Tim Michel – Leader Local Footy

EXCITEMENT almost got the better of Eltham when it made its Northern Football League Women’s debut earlier this month.

The Panthers led Greensborough by 21 points at three-quarter-time in their inaugural match and were one term away from a historic win.

But coach Rhiannon Burleigh sensed the enormity of the occasion might have caught up with her side.

“We were just knackered and I think the was a lot to do with all the anxiousness and the nerves of actually playing your first game of footy,” Burleigh said.

Eltham held on for a 10-point victory in Round 1 as most of its players achieved their first win as footballers.

“Besides the (under) 18s that are playing up, there’s not one that has played before. We are starting from the bottom,” Burleigh said.

Burleigh fell into the coaches role, originally arriving at Eltham as a player who was happy to offer guidance at training.

“The girls down there are unreal,” she said.

“I have played at a couple of clubs now and the feel that club gives is a real community spirit. They are all pretty local and most of them are mums with kids.

“They’re there to have fun and get fit.”

She said the support Eltham’s women had received from their male counterparts had been “unreal”.

“I know a lot of clubs are struggling to get that connection between them all. The seniors have come through and supported us,” she said.

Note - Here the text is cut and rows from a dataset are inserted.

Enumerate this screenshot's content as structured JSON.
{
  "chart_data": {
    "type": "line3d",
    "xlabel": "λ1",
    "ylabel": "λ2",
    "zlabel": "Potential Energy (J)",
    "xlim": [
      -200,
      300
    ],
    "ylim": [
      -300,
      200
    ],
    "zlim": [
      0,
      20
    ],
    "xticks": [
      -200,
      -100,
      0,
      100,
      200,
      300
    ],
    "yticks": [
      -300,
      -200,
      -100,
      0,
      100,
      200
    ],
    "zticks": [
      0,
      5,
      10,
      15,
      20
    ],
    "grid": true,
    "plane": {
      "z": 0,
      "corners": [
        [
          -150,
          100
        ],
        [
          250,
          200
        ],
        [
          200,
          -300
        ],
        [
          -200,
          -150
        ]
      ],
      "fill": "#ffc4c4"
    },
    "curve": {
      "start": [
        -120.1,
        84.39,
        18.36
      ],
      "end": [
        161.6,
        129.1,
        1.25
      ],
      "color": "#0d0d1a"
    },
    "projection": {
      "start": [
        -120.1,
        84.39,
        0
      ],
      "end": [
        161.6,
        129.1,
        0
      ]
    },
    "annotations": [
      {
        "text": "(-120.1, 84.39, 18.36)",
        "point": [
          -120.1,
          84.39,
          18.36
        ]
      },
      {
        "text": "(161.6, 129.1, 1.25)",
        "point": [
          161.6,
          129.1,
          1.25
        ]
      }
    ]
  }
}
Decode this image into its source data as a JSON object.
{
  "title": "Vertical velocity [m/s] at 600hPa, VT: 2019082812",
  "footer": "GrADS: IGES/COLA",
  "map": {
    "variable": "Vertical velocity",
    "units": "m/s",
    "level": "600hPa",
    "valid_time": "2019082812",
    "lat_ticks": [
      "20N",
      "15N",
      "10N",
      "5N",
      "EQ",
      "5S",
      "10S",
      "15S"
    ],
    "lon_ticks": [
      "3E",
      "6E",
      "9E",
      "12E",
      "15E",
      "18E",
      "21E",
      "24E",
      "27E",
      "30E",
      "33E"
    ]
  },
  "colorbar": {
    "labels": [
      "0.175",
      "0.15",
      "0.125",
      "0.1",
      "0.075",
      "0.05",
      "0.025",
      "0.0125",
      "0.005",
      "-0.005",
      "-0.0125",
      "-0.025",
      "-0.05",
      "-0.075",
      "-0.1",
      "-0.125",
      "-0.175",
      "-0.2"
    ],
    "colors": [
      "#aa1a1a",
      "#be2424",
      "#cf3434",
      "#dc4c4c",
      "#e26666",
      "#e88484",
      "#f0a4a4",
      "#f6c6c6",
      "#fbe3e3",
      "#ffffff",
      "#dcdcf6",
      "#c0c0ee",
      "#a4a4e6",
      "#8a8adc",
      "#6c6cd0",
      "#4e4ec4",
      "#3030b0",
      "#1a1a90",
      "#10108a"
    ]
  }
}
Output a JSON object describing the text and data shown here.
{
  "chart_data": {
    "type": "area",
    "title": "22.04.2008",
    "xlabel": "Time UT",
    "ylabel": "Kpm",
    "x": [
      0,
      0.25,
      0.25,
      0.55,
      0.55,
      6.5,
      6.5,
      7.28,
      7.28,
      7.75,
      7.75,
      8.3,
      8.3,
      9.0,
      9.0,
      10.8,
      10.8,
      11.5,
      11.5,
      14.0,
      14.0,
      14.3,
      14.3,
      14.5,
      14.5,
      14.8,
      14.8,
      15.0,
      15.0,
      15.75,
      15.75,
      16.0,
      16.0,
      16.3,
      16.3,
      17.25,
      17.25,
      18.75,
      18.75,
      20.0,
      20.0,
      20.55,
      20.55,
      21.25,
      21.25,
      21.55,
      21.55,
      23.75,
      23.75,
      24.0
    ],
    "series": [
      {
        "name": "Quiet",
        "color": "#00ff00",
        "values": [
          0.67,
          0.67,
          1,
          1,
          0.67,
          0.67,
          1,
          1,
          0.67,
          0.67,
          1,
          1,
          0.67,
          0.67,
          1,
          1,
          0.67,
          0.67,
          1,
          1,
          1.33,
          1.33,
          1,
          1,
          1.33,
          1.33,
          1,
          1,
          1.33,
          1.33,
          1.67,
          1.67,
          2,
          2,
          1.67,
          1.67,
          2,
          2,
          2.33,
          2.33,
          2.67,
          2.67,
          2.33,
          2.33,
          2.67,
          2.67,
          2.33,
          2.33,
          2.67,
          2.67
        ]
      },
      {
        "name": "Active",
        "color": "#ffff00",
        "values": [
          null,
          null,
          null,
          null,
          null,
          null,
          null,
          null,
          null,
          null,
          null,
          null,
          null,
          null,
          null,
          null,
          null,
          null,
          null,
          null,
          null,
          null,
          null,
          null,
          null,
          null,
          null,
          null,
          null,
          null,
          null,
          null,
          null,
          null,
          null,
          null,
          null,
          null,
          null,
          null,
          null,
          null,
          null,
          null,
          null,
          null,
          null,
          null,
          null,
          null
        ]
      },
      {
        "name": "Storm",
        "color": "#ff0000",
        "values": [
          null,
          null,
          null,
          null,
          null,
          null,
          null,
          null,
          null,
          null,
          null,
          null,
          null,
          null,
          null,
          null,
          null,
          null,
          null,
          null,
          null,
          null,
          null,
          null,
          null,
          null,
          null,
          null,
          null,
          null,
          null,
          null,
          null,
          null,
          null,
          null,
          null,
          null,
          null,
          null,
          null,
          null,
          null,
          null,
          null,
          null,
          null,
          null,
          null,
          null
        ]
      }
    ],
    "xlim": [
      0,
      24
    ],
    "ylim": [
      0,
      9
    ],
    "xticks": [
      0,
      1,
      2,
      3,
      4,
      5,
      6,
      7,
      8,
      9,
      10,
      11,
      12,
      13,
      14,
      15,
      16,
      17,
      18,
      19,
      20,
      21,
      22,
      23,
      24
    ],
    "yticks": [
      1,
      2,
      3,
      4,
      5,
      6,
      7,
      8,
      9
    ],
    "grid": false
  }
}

Burleigh booted two goals in the first-round win, while Beth Woodman was named best afield.

The Panthers, St Mary’s, Mernda, Greensborough and Bundoora are fielding teams for the first time in NFLW this year.

“You have got these kids that start at under-9s (or) they do Auskick,” Burleigh said.

“(The players) might get down on themselves because they are not doing something right and I am like, ‘you have got to remember, you’re that Auskick kid really.

“It’s a brand new skill that you have never learned before’.”